NREM Parasomnias: Sleepwalking, Sleep Terrors, and Confusional Arousals
Sleepwalking and sleep terrors arise from incomplete arousal during N3 slow-wave sleep; prevalence 3–4% in adults; 60% monozygotic twin concordance indicates strong genetic basis; typically resolve in adulthood.
| Measure | Value | Unit | Notes |
|---|---|---|---|
| Sleepwalking prevalence (adults) | 3–4 | % of adults | AASM estimates; up to 15–30% of children experience it; prevalence falls with age |
| Monozygotic twin concordance | ~60 | % | Hublin 2001; vs ~15% for dizygotic twins; strong genetic basis |
| Sleep terror onset | Within first 1–3h of sleep | sleep timing | During first SWS episode; most intense SWS — rarely from light sleep |
| SWS proportion in sleepwalkers | Higher | vs non-sleepwalkers | Also have more frequent and prolonged slow oscillations; more fragmented SWS |
| Risk with family history | 10× | higher relative risk | First-degree relative with sleepwalking; autosomal dominant in some families |
What Are NREM Parasomnias?
NREM parasomnias — sleepwalking (somnambulism), sleep terrors (pavor nocturnus), and confusional arousals — are “disorders of arousal”: states in which motor and/or autonomic systems activate during slow-wave sleep (N3) while full cortical awakening does not occur. The result is a dissociated brain state where the individual can move, vocalize, and appear awake, but lacks full consciousness, judgment, and will not form memories.
All NREM parasomnias share:
- Occurrence during the first third of the night (when SWS is most abundant)
- Amnesia for the episode
- Difficulty arousing fully during the episode
- Resume sleep without distress (in sleepwalking/confusional arousal)
Sleepwalking (Somnambulism)
Sleepwalking ranges from simple sitting up in bed to complex behaviors including walking through the house, eating, driving short distances, and in rare cases aggressive behavior. Episodes typically last 1–15 minutes. The eyes are open but with a glassy, non-focused gaze; the person can navigate around furniture but has no responsive awareness.
Predisposing factors:
- Genetic: 60% MZ twin concordance; first-degree relative raises risk 10-fold
- Sleep deprivation: deepens subsequent SWS → more incomplete arousals
- Fever: disrupts sleep architecture
- Medications: sedative-hypnotics (especially z-drugs like zolpidem) increase risk
- Alcohol: promotes deeper initial SWS followed by fragmentation
Sleep Terrors
Sleep terrors are more dramatic: the individual suddenly bolts upright, emits a blood-curdling scream, has tachycardia and dilated pupils, and appears profoundly terrified. Unlike nightmares (which occur in REM and are followed by full awakening and detailed recall), sleep terrors are not recalled. The terror reflects activation of the autonomic fear response without cortical narrative.
Sleep terrors in children typically resolve without treatment as sleep architecture matures. In adults, evaluation for triggering factors (sleep deprivation, OSA, stress, medications) is appropriate before considering pharmacotherapy.
EEG During Parasomnias
High-density EEG studies by Zadra et al. and others have shown that during parasomnias, there is a dissociation within the brain itself: posterior and motor cortices show activation patterns while prefrontal regions remain in slow-wave sleep. This “local sleep” model — where different brain regions are simultaneously in different sleep/wake states — provides the physiological explanation for complex, goal-directed behavior without consciousness.
Related Pages
Sources
- Mahowald MW & Schenck CH — Non-rapid eye movement sleep parasomnias. Neurol Clin (2005)

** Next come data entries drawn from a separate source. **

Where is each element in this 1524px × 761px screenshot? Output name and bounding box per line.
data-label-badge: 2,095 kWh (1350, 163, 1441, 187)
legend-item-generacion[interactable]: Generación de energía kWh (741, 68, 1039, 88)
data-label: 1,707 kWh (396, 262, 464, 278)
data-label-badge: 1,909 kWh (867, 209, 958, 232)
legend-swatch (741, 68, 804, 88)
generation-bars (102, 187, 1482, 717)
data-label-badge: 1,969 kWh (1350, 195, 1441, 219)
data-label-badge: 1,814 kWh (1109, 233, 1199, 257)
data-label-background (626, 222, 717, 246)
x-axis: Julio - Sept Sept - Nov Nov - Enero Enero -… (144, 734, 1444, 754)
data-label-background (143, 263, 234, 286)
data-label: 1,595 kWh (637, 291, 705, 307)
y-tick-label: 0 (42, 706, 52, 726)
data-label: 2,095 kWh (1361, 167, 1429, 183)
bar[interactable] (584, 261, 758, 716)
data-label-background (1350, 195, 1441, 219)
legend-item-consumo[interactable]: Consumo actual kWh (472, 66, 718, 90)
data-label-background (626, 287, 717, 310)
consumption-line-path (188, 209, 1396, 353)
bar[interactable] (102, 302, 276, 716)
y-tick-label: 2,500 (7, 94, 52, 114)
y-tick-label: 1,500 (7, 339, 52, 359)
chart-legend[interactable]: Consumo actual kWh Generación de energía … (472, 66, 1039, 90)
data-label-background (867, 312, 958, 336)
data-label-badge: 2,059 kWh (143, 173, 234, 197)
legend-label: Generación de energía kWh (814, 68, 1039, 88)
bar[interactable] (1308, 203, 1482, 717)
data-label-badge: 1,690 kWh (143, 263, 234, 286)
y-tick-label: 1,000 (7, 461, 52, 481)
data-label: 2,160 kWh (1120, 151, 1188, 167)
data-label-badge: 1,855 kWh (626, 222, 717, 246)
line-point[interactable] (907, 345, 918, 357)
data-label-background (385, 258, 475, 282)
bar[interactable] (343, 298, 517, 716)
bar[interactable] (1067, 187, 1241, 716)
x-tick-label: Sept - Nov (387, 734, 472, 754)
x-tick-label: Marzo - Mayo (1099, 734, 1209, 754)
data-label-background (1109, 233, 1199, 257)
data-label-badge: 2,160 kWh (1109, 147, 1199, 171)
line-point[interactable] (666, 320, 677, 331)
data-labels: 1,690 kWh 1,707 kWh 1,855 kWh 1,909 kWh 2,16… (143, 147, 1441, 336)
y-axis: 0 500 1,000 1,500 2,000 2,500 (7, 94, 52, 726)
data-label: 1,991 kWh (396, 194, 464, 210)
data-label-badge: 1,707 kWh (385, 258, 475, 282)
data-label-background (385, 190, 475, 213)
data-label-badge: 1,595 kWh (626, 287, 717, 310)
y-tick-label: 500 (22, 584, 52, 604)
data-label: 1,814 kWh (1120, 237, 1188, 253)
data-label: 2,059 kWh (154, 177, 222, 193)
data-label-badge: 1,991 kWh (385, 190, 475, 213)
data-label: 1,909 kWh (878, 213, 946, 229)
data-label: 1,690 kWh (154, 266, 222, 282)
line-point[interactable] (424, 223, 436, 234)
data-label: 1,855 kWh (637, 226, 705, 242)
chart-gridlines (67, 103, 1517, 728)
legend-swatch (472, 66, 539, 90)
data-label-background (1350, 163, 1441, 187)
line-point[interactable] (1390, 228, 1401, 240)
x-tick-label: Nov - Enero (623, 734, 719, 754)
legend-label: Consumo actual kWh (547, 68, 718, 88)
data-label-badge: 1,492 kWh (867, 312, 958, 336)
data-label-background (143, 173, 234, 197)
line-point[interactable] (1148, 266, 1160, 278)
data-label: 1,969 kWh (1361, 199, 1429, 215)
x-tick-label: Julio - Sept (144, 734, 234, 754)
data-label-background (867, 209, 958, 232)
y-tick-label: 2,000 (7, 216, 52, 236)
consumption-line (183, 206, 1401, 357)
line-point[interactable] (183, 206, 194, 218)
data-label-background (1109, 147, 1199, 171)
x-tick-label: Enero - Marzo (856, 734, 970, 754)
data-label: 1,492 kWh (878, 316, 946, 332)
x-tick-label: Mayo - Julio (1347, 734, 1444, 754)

- Hublin C et al. — Sleepwalking and sleep terrors: epidemiology and genetics. Sleep (2001)
- AASM — International Classification of Sleep Disorders, 3rd Edition (2014)
- Zadra A et al. — Somnambulism: clinical aspects and pathophysiological hypotheses. Lancet Neurol (2013)
Frequently Asked Questions
Why do NREM parasomnias happen during deep sleep?
NREM parasomnias are 'disorders of arousal' — the brain partially arouses from slow-wave sleep but doesn't complete the transition to full wakefulness. The motor cortex and brainstem become activated enough to generate behavior (walking, screaming), but the prefrontal cortex (governing judgment, memory formation, full consciousness) remains in a sleep-like state. This dissociation explains complex behaviors with no memory.
Is it dangerous to wake a sleepwalker?
The myth that waking a sleepwalker is dangerous is false. Waking a sleepwalker will not cause harm and may prevent dangerous behavior. Sleepwalkers may be briefly confused and disoriented upon waking — this is normal. The priority when encountering a sleepwalker is to gently guide them back to bed to prevent physical injury (falls, leaving the house).